For many hand-cleaning tasks, I've found that citrus-based pumice cleaners do the trick really well.
posted by five fresh fish at 8:31 AM on March 8, 2004


Peanut butter really works - the oil acts as a mild solvent and the peanuts act as grit. Put a big dollop on your hands and keep working it. Wash the resulting mess off with soap and water. Rinse, lather, repeat.
posted by TimeFactor at 8:36 AM on March 8, 2004


Xq: I should think you can scrape it off with a plastic scraper.
posted by five fresh fish at 10:29 AM on March 8, 2004


I agree with XQUZZYPHYR: stay away from solvents. I work in a chem lab all day with fuels, solvents and the like. Oil-based solvents (thinners, varsol, diesel, kerosene, pet. ethers, acetone, even alcohols) are all terrible for your skin. May of these will cause "burns", damaging your skin. Even those that don't will dry out your skin causing at worst cracked skin (with weeping sores to follow) to flaking and chapping that will last for weeks. Solvents are bad news for skin. Use nitrile gloves (the green ones) if you work with petroleum- or oil-based materials. If you spill some on your hands wash with plenty of soap and water as soon as you can.

For cleaners in the labs, we use pumice hand cleaner cream, available in any hardware or auto parts store.
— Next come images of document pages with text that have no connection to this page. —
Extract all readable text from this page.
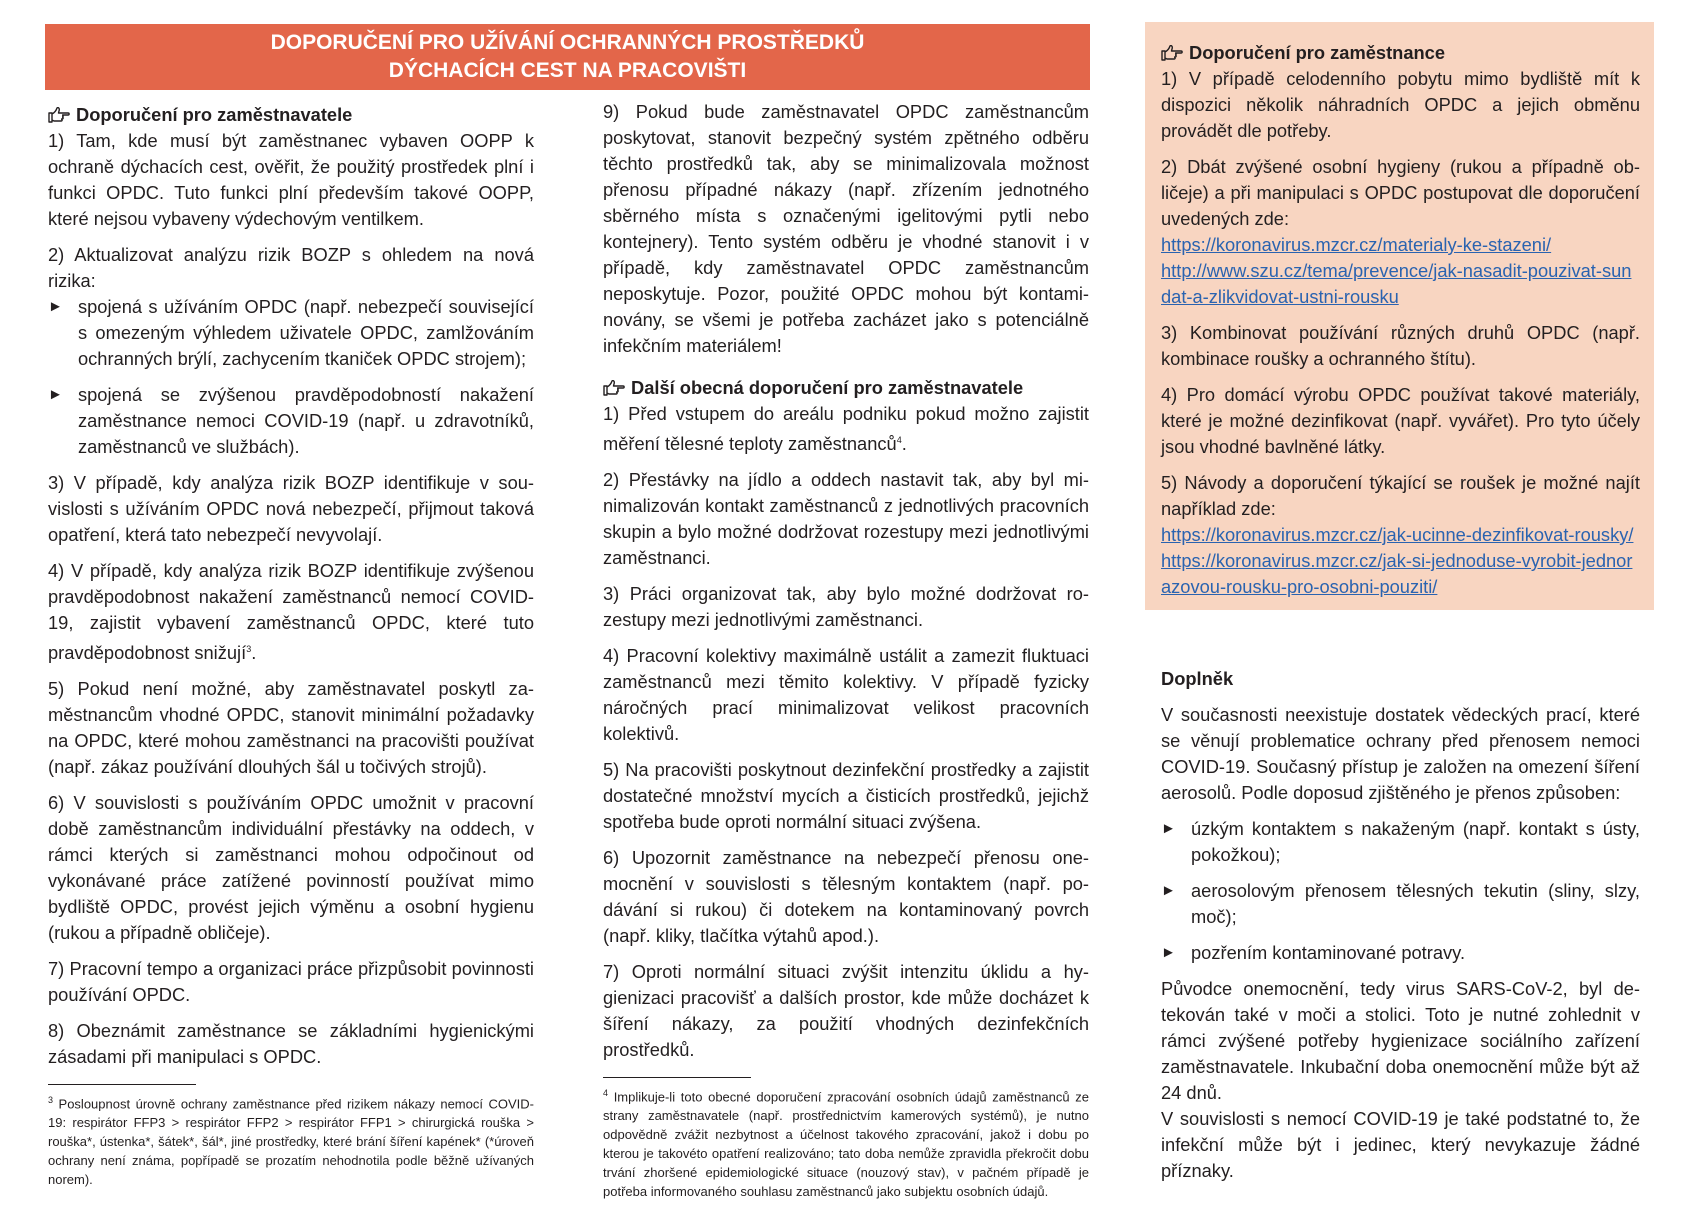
DOPORUČENÍ PRO UŽÍVÁNÍ OCHRANNÝCH PROSTŘEDKŮ
DÝCHACÍCH CEST NA PRACOVIŠTI
Doporučení pro zaměstnavatele

1) Tam, kde musí být zaměstnanec vybaven OOPP k ochraně dýchacích cest, ověřit, že použitý prostředek plní i funkci OPDC. Tuto funkci plní především takové OOPP, které nejsou vybaveny výdechovým ventilkem.

2) Aktualizovat analýzu rizik BOZP s ohledem na nová rizika:

► spojená s užíváním OPDC (např. nebezpečí související s omezeným výhledem uživatele OPDC, zamlžováním ochranných brýlí, zachycením tkaniček OPDC strojem);
► spojená se zvýšenou pravděpodobností nakažení zaměstnance nemoci COVID-19 (např. u zdravotníků, zaměstnanců ve službách).

3) V případě, kdy analýza rizik BOZP identifikuje v souvislosti s užíváním OPDC nová nebezpečí, přijmout taková opatření, která tato nebezpečí nevyvolají.

4) V případě, kdy analýza rizik BOZP identifikuje zvýšenou pravděpodobnost nakažení zaměstnanců nemocí COVID-19, zajistit vybavení zaměstnanců OPDC, které tuto pravděpodobnost snižují$^3$.

5) Pokud není možné, aby zaměstnavatel poskytl zaměstnancům vhodné OPDC, stanovit minimální požadavky na OPDC, které mohou zaměstnanci na pracovišti používat (např. zákaz používání dlouhých šál u točivých strojů).

6) V souvislosti s používáním OPDC umožnit v pracovní době zaměstnancům individuální přestávky na oddech, v rámci kterých si zaměstnanci mohou odpočinout od vykonávané práce zatížené povinností používat mimo bydliště OPDC, provést jejich výměnu a osobní hygienu (rukou a případně obličeje).

7) Pracovní tempo a organizaci práce přizpůsobit povinnosti používání OPDC.

8) Obeznámit zaměstnance se základními hygienickými zásadami při manipulaci s OPDC.

$^3$ Posloupnost úrovně ochrany zaměstnance před rizikem nákazy nemocí COVID-19: respirátor FFP3 > respirátor FFP2 > respirátor FFP1 > chirurgická rouška > rouška*, ústenka*, šátek*, šál*, jiné prostředky, které brání šíření kapének* (*úroveň ochrany není známa, popřípadě se prozatím nehodnotila podle běžně užívaných norem).

9) Pokud bude zaměstnavatel OPDC zaměstnancům poskytovat, stanovit bezpečný systém zpětného odběru těchto prostředků tak, aby se minimalizovala možnost přenosu případné nákazy (např. zřízením jednotného sběrného místa s označenými igelitovými pytli nebo kontejnery). Tento systém odběru je vhodné stanovit i v případě, kdy zaměstnavatel OPDC zaměstnancům neposkytuje. Pozor, použité OPDC mohou být kontaminovány, se všemi je potřeba zacházet jako s potenciálně infekčním materiálem!

Další obecná doporučení pro zaměstnavatele

1) Před vstupem do areálu podniku pokud možno zajistit měření tělesné teploty zaměstnanců$^4$.

2) Přestávky na jídlo a oddech nastavit tak, aby byl minimalizován kontakt zaměstnanců z jednotlivých pracovních skupin a bylo možné dodržovat rozestupy mezi jednotlivými zaměstnanci.

3) Práci organizovat tak, aby bylo možné dodržovat rozestupy mezi jednotlivými zaměstnanci.

4) Pracovní kolektivy maximálně ustálit a zamezit fluktuaci zaměstnanců mezi těmito kolektivy. V případě fyzicky náročných prací minimalizovat velikost pracovních kolektivů.

5) Na pracovišti poskytnout dezinfekční prostředky a zajistit dostatečné množství mycích a čisticích prostředků, jejichž spotřeba bude oproti normální situaci zvýšena.

6) Upozornit zaměstnance na nebezpečí přenosu onemocnění v souvislosti s tělesným kontaktem (např. podávání si rukou) či dotekem na kontaminovaný povrch (např. kliky, tlačítka výtahů apod.).

7) Oproti normální situaci zvýšit intenzitu úklidu a hygienizaci pracovišť a dalších prostor, kde může docházet k šíření nákazy, za použití vhodných dezinfekčních prostředků.

$^4$ Implikuje-li toto obecné doporučení zpracování osobních údajů zaměstnanců ze strany zaměstnavatele (např. prostřednictvím kamerových systémů), je nutno odpovědně zvážit nezbytnost a účelnost takového zpracování, jakož i dobu po kterou je takovéto opatření realizováno; tato doba nemůže zpravidla překročit dobu trvání zhoršené epidemiologické situace (nouzový stav), v pačném případě je potřeba informovaného souhlasu zaměstnanců jako subjektu osobních údajů.

Doporučení pro zaměstnance

1) V případě celodenního pobytu mimo bydliště mít k dispozici několik náhradních OPDC a jejich obměnu provádět dle potřeby.

2) Dbát zvýšené osobní hygieny (rukou a případně obličeje) a při manipulaci s OPDC postupovat dle doporučení uvedených zde:

https://koronavirus.mzcr.cz/materialy-ke-stazeni/
http://www.szu.cz/tema/prevence/jak-nasadit-pouzivat-sundat-a-zlikvidovat-ustni-rousku

3) Kombinovat používání různých druhů OPDC (např. kombinace roušky a ochranného štítu).

4) Pro domácí výrobu OPDC používat takové materiály, které je možné dezinfikovat (např. vyvářet). Pro tyto účely jsou vhodné bavlněné látky.

5) Návody a doporučení týkající se roušek je možné najít například zde:

https://koronavirus.mzcr.cz/jak-ucinne-dezinfikovat-rousky/
https://koronavirus.mzcr.cz/jak-si-jednoduse-vyrobit-jednorazovou-rousku-pro-osobni-pouziti/

Doplněk

V současnosti neexistuje dostatek vědeckých prací, které se věnují problematice ochrany před přenosem nemoci COVID-19. Současný přístup je založen na omezení šíření aerosolů. Podle doposud zjištěného je přenos způsoben:

► úzkým kontaktem s nakaženým (např. kontakt s ústy, pokožkou);
► aerosolovým přenosem tělesných tekutin (sliny, slzy, moč);
► pozřením kontaminované potravy.

Původce onemocnění, tedy virus SARS-CoV-2, byl detekován také v moči a stolici. Toto je nutné zohlednit v rámci zvýšené potřeby hygienizace sociálního zařízení zaměstnavatele. Inkubační doba onemocnění může být až 24 dnů.

V souvislosti s nemocí COVID-19 je také podstatné to, že infekční může být i jedinec, který nevykazuje žádné příznaky.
If that doesn't take it off, you're best simply waiting for the skin to come off: one to three weeks.
posted by bonehead at 11:57 AM on March 8, 2004


So this explains why washing soaking my hands in mineral spirits on a mission trip to wash oil-based paint off my hands burned like a mad mo'fo'. Then, again, once the burning subsided from washing off the paint, nobody was left with scars or anything like that.